Virus checks the first byte of the original file. If it is 'M', the file is treated as an EXE file, otherwise as a COM file.
Viruses INT 21h handler defines the following extra functions:
AX=33DAh returns AX=A503h, used as an "Are-you-there" call AX=33DBh randomises the pseudorandom sequence based on the current time. AX=33DCh does the video display screen, as described above.
DOS functions 4B00h (load/exec) and 6C00h (extended open/create) are intercepted in order to infect files. If the given filename is longer than 127 characters the file is ignored. The filename is converted to upper case and the file is only considered for infection if it matches "*.EXE" or "*.COM". Files are ignored if the filename begins with one of the following two-letter pairs:
CO (COMMAND.COM, DOS command interpreter) SC (SCAN.EXE, Mcafee antivirus) CL (CLEAN.EXE, Mcafee antivirus) VS (VSHIELD.EXE, Mcafee antivirus) NE (NEMESIS.COM, behaviour blocker) HT (HTSCAN.EXE, Tjissens antivirus) TB (TBSCAN.EXE, Thunderbyte antivirus) VI (VI-SPY.EXE, Vi-Spy antivirus) IM (IM.EXE, Stiller's Integrity Master) FI ? GI \ RA -These three entries read "GIRAFE" combined, thus the name of the virus. FE / MT ? BR ?

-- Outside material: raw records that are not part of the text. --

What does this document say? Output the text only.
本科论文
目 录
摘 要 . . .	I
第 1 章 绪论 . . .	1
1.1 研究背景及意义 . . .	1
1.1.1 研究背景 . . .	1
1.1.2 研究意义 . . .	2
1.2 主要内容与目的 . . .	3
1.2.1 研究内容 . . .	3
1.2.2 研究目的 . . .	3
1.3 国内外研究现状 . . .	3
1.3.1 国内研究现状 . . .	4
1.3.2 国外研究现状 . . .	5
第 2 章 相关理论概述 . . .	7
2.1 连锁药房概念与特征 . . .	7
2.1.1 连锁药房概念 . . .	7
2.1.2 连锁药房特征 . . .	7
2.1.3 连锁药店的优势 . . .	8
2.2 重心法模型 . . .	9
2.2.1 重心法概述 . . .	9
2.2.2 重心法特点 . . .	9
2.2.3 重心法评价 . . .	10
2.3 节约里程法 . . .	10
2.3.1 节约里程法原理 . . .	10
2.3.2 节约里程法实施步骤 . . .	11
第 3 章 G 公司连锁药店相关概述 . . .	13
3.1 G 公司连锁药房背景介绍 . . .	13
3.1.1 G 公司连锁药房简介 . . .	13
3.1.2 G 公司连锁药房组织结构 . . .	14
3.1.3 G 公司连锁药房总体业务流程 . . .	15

There are also four blank entries in the two-letter table. These probably intended as room for adding more entries, or four such entries have been removed already.
During infection break is disabled, a dummy critical error handler is installed and the file attribute is cleared. File date/time are also preserved. The infection signature is 2 bytes at offset 12h, which is checksum field in EXE header. If these two bytes add up to 40h virus concludes the victim file to be already infected. Virus selects these two bytes by random to escape creating any constant bytes to the files.
'MZ' signature is used to determine whether the file is COM or EXE. COM files will not be infected unless they are smaller than 52 KB or at least 256 bytes. COM files starting with a byte which has the top-bit clear are ignored (this permits using 'M' to determine the exit method, and maybe has some other purpose). EXE files which have the first relocateable item at offset 40h or greater will not be infected if the byte at [ (dword ptr [ file:3Ch ] )+1 ] is 45h. EXE files are also ignored if the divmod (page) filesize is different from the actual filesize, if the maximum paragraphs value is specified as 0, or if the overlay number is not 0.
The infection routine generates a new copy of the virus in the same buffer that is used for the "legalize cannabis" program. Four of the random code features are controlled by a bitmask in the AL register on entry to the random/encrypt routine.
Two of these features can produce verbose and very verbose "NOP" output if the forces of random are working that way, one of them preserves the AX register over the random section using a PUSH AX ... POP AX pair and the last one prefixes a CS: segment override to the instruction that does the actual decrypt operation. This seems to be some sort of a debugging flag.
Afterwards the buffer contains a random amount of do-nothing instructions (including jumps and calls around random garbage data), followed by the randomly selected decryption routine (which is hidden amidst more random instructions and data), then comes a copy of the resident virus encrypted by the selected method (possibly with garbage instructions and/or data at the end).
The buffer contents are appended to the file and if that succeeds the file is patched so that the virus will be executed first. EXE files have BCh subtracted from the minimum and maximum memory requirements specified in the header, though not less than 50h for either value.